Richie Hawtin: Yes, we recommend Hawtin every year. That’s because he remains a pioneer in electronic music, as well as a producer/DJ admirably driven to break a populist dance scene that might otherwise overlook him and his minimal techno/house. He clearly hasn’t given up on EDC, not even after last year’s gusty kickup shuttered his Enter stage presentation — which gets a second chance this year (see also: Loco Dice, Matador, Paco Osuna and their other stage-mates). And his main stage set ought to give the EDM Generation a proper, pulsating education on Detroit techno.

Andy C: Like Hawtin, this drum & bass veteran is on his third Vegas EDC, and rightfully so. He’s a skilled mixer and set programmer, and his thrilling, often traditionalist breaks offer a welcome counterpoint to the mercilessly drop-heavy dubstep DJs who have reigned in the world of bass music over the past three years. Andy will play both EDC and the Bassrush arena show the Thursday before the big festival.

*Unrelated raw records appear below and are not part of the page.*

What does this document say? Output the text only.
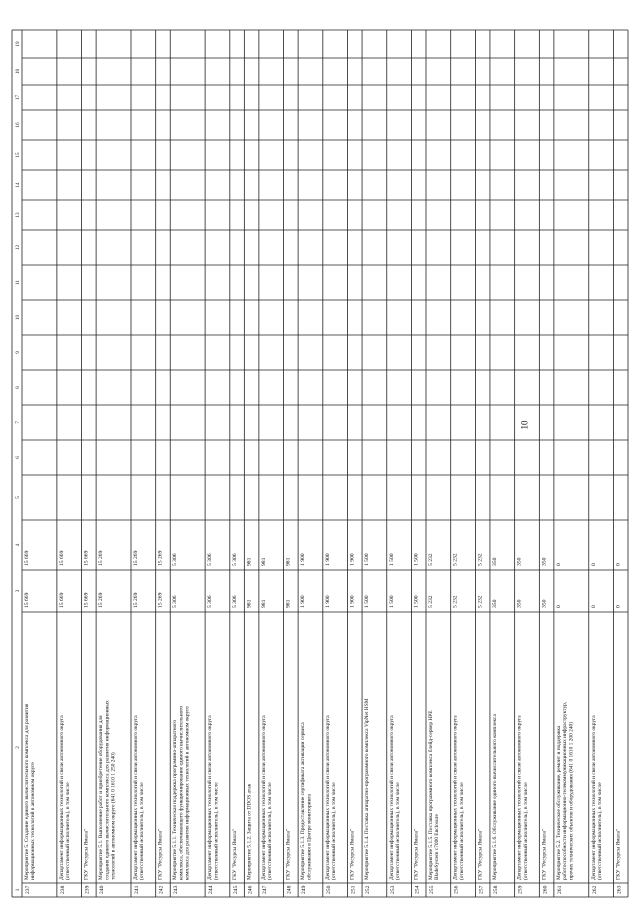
10
1
2
3
4
5
6
7
8
9
10
11
12
13
14
15
16
17
18
19
237
Мероприятие 5. Создание единого вычислительного комплекса для развития информационных технологий в автономном округе
15 669
15 669
238
Департамент информационных технологий и связи автономного округа (ответственный исполнитель), в том числе
15 669
15 669
239
ГКУ "Ресурсы Ямала"
15 669
15 669
240
Мероприятие 5.1. Выполнение работ и приобретение оборудования для создания единого вычислительного комплекса для развития информационных технологий в автономном округе (641 0 1610 1 250 240)
15 269
15 269
241
Департамент информационных технологий и связи автономного округа (ответственный исполнитель), в том числе
15 269
15 269
242
ГКУ "Ресурсы Ямала"
15 269
15 269
243
Мероприятие 5.1.1. Техническая поддержка программно-аппаратного комплекса, обеспечивающего функционирование единого вычислительного комплекса для развития информационных технологий в автономном округе
5 306
5 306
244
Департамент информационных технологий и связи автономного округа (ответственный исполнитель), в том числе
5 306
5 306
245
ГКУ "Ресурсы Ямала"
5 306
5 306
246
Мероприятие 5.1.2. Защита от DDOS атак
981
981
247
Департамент информационных технологий и связи автономного округа (ответственный исполнитель), в том числе
981
981
248
ГКУ "Ресурсы Ямала"
981
981
249
Мероприятие 5.1.3. Предоставление сертификата активации сервиса обслуживания в Центре мониторинга
1 900
1 900
250
Департамент информационных технологий и связи автономного округа (ответственный исполнитель), в том числе
1 900
1 900
251
ГКУ "Ресурсы Ямала"
1 900
1 900
252
Мероприятие 5.1.4. Поставка аппаратно-программного комплекса VipNet HSM
1 500
1 500
253
Департамент информационных технологий и связи автономного округа (ответственный исполнитель), в том числе
1 500
1 500
254
ГКУ "Ресурсы Ямала"
1 500
1 500
255
Мероприятие 5.1.5. Поставка программного комплекса блейд-сервер HPE BladeSystem c7000 Enclosure
5 232
5 232
256
Департамент информационных технологий и связи автономного округа (ответственный исполнитель), в том числе
5 232
5 232
257
ГКУ "Ресурсы Ямала"
5 232
5 232
258
Мероприятие 5.1.6. Обслуживание единого вычислительного комплекса
350
350
259
Департамент информационных технологий и связи автономного округа (ответственный исполнитель), в том числе
350
350
260
ГКУ "Ресурсы Ямала"
350
350
261
Мероприятие 5.2. Техническое обслуживание, ремонт и поддержка работоспособности информационно-телекоммуникационных инфраструктур, прочих технических объектов и оборудования (641 0 1610 1 200 240)
0
0
262
Департамент информационных технологий и связи автономного округа (ответственный исполнитель), в том числе
0
0
263
ГКУ "Ресурсы Ямала"
0
0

Francesca Lombardo: Though the festival’s roster is woefully light on R&B-inspired deep house — to say nothing of female jock representation — this English DJ appropriates the subterranean funk and melodic subtlety of that genre, while adding dashes of techno and progressive to keep things interesting. You’ll hear no wub-wub bombs or squelchy siren calls or Rihanna-sung choruses during Lombardo’s set at Crosstown Rebels’ Get Lost Stage.

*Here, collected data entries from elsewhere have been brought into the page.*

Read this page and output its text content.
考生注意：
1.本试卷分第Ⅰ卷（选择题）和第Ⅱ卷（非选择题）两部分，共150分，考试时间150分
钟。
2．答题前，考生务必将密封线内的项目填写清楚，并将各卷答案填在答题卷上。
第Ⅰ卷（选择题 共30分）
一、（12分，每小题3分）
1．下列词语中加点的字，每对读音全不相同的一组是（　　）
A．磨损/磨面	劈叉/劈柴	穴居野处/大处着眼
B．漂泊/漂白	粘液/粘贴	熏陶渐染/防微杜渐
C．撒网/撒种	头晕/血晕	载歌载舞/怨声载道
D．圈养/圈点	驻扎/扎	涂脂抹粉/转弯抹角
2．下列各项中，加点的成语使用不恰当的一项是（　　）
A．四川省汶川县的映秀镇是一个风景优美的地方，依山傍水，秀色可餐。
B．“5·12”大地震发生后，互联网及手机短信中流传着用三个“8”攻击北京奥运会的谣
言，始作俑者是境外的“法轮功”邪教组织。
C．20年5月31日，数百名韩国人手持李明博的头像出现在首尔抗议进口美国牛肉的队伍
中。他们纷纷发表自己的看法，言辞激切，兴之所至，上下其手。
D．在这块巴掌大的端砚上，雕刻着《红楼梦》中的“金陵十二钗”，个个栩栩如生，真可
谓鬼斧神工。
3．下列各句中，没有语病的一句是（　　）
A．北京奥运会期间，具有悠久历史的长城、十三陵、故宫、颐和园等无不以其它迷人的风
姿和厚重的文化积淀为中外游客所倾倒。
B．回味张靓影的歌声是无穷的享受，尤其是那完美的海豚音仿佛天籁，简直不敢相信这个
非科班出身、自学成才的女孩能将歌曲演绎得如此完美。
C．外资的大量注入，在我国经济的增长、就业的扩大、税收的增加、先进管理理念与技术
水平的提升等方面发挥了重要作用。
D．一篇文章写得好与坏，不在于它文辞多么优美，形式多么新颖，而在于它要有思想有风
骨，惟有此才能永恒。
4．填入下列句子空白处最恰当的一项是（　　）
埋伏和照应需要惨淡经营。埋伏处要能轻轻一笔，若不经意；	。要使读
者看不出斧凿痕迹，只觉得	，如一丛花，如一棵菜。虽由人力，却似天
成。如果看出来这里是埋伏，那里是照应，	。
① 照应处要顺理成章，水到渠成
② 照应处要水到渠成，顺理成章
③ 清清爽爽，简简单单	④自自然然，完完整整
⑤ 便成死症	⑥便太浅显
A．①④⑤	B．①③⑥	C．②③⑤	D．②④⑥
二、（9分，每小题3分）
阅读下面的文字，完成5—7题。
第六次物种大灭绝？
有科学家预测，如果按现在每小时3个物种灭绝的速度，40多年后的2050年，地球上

Yoji: Trance music all but erased the American influence on electronic dance music with its synthesized equivalent of high fructose corn syrup. But if there’s one practitioner of acrobatic arpeggios worth witnessing this weekend, it’s Japan’s Yoji. The flamboyant, Gaga-like veteran has ventured into a more aggressive, tech-based approach. His aesthetic recalls both the acidic sounds of the 1990s rave era and the burgeoning, thundering hardstyle genre — balanced by the signature serotonin-dumping melodies. Better chug two Red Bulls in preparation for this one.

Altern 8: And speaking of the 1990s: This English duo was churning out techno- and hardcore-inspired breakbeat anthems before The Prodigy (and wearing masks before Daft Punk). Old-school ravers will delight in this surprise “reunion” booking.